Related Expertise: Food Systems and Food Security
Jochen Ebert is the managing director of Danone India. Previously, he managed the launch of Grameen Danone Foods in Bangladesh, a social business that sells fortified yogurt at affordable prices. The yogurt is specifically formulated to address child malnutrition among the poor in rural parts of the country.
What impact did Grameen Danone Foods in Bangladesh have on Danone’s core business?
Grameen Danone Foods allowed us to experiment with new approaches and processes. A big corporation becomes more and more top-down in the way it is managed. Our social business in Bangladesh was really created bottom-up. Instead of being part of a big hierarchy, we were a small group of people making decisions. This had a significant impact on how we ran the business.
For example, it was absolutely unthinkable for Danone to have a factory that generated fewer than 20,000 tons of yogurt per year. Yet our factory in Bangladesh has only a 2,000-ton capacity and far lower capital expenses. Here, we are capable of managing small, and we try to keep costs as low as we can. Since this is a small startup and we cannot afford high overhead, we’ve had to put very junior people into senior management positions. We have had time to experiment, because the absolute losses that we create are not so significant. This is revolutionary thinking for a company like Danone.
Also, there have been fantastic new learnings in terms of going to market, understanding and reaching consumers, and creating products that our customers want. The direct-delivery systems we created in Bangladesh are smaller and more effective than what we have in many other countries. And we’ll be launching some products in France that were strongly inspired by our products in Bangladesh.
Our social business is a lever that people still don’t fully understand because the traditional communication and learning flows are from West to East. People in the West aren’t very open to hearing, “Here’s how we do it in Bangladesh.” But it’s an extremely powerful tool, especially if more and more people in the company have these kinds of experiences. We underexploit it massively, but we’ve learned a lot from it.
You mentioned that Danone will be launching some products in France that were inspired by the Bangladesh experience. Can you tell us more?
We made some innovations in the product formulation. Milk is very expensive in Bangladesh, but other ingredients can provide the needed nutrition profile at a lower cost. These ideas can be applied in developed countries as well.
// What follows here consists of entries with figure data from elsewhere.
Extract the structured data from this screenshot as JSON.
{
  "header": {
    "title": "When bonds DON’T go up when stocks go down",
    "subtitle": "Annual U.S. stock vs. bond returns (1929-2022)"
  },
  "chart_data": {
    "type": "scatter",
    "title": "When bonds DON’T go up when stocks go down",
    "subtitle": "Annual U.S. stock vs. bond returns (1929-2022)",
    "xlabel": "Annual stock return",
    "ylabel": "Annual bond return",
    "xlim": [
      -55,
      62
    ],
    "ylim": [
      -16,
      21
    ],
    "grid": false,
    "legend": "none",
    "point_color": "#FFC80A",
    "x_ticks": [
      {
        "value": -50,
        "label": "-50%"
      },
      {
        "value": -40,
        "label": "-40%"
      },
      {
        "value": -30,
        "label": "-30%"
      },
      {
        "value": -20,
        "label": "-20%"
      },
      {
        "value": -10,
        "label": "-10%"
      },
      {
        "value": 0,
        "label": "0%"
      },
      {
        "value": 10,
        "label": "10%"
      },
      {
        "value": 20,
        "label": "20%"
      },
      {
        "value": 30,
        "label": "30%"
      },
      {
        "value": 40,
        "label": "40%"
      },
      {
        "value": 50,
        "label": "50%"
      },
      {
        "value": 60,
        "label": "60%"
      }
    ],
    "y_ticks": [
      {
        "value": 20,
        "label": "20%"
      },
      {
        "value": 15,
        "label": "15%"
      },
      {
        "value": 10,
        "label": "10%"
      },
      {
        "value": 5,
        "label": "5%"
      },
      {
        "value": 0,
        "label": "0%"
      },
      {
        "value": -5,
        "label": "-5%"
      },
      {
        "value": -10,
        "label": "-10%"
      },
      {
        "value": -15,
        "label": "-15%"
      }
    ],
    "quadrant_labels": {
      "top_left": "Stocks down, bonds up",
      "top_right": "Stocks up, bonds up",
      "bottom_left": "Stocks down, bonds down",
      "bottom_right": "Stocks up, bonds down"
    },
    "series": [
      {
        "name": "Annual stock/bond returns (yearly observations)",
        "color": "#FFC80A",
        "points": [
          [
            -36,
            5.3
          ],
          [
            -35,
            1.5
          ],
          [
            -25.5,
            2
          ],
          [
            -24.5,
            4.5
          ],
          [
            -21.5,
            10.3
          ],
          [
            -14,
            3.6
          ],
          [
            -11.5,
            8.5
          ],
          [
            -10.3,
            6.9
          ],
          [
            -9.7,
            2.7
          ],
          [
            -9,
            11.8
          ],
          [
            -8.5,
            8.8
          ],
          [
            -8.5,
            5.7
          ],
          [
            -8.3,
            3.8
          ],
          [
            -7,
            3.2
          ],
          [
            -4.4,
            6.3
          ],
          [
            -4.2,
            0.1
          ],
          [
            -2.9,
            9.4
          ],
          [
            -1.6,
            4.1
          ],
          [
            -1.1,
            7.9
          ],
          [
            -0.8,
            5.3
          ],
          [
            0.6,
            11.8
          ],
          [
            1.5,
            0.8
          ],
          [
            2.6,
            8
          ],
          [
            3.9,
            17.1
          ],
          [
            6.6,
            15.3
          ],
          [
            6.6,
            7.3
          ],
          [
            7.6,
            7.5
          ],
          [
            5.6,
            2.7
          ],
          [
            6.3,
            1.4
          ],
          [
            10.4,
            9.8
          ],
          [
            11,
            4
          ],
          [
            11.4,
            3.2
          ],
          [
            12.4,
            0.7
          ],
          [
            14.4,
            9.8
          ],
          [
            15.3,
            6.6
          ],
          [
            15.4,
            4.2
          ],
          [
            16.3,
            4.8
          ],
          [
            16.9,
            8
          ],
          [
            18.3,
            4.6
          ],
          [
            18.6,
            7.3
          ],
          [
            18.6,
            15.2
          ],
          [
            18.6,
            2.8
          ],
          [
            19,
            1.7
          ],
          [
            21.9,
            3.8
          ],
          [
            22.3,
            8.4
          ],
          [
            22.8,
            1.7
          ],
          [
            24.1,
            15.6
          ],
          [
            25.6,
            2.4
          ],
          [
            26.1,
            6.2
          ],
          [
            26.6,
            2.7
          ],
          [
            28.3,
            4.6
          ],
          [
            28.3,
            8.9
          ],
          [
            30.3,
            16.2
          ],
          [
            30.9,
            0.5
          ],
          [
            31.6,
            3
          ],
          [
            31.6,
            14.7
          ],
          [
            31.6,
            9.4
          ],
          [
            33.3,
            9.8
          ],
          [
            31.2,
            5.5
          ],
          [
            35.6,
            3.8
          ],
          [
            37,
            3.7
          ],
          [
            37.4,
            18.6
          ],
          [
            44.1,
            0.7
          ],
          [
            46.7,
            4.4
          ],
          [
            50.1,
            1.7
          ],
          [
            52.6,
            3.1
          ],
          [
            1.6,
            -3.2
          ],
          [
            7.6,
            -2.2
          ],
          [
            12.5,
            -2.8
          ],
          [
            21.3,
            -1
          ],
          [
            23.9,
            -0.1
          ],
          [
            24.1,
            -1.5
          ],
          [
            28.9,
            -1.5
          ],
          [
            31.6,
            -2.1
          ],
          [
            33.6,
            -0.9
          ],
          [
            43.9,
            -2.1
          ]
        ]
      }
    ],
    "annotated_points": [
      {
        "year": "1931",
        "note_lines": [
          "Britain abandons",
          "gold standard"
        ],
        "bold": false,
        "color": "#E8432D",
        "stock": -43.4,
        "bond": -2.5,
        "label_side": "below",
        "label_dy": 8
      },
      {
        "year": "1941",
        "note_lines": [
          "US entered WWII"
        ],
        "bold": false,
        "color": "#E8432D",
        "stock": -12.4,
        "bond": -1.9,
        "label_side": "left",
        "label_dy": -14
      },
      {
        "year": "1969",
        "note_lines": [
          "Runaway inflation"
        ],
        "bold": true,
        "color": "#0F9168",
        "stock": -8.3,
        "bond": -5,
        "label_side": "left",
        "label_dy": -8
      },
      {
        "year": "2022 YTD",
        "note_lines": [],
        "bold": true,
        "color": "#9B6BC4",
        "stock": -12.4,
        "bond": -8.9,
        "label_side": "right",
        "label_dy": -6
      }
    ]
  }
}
Another idea with the potential to travel elsewhere is how we go to market—and the need to explore different distribution channels. In developed countries, such as Germany and France, we sell 80 percent of our products through supermarkets. But in India, for example, we sell via carts. I don’t know if this approach is completely applicable in other areas, but the very act of breaking down mental barriers can be hugely inspirational for big companies.
In Europe, where there are many steps between the manufacturer and the consumer, there may be opportunities to sell products directly—and not necessarily via carts going through Paris. We have a big Danone building in Spain where we sell products directly to consumers. It wasn’t directly inspired by Bangladesh, but this type of thinking can lead to innovation.
Have you gained any other insights from your Bangladesh experience?
One key learning is in the area of business planning. Companies are spending an increasing amount of time planning and then translating those plans into PowerPoint charts. In Bangladesh and India, we learned that it doesn’t really help to plan more and more and more—your plan is going to be wrong.
This experience radically changed how I look at the process. I no longer see it as first the planning, then the action. Now it’s first the action, then the planning. It’s really the ability to act something out, to experiment with something that may be a little vague or entrepreneurial. Since we can’t manage uncertainty, it’s better to manage small, modular experiments and see their impact on the business—instead of taking the traditional approach of adding one business plan to the next, knowing that they’ll never happen but pretending they will.
To generalize, if a company wants to take the risk of building businesses in emerging countries, then it also has to take the risk of nonplanning, taking action, and then planning. If it doesn’t work, you cut your losses and exit. And if it works, you adjust it step by step. This is a permanent, interactive process of correction. It is very, very unlikely that you’ll get it right the first time. I have never seen that, because these countries are fundamentally different than where you’re used to operating.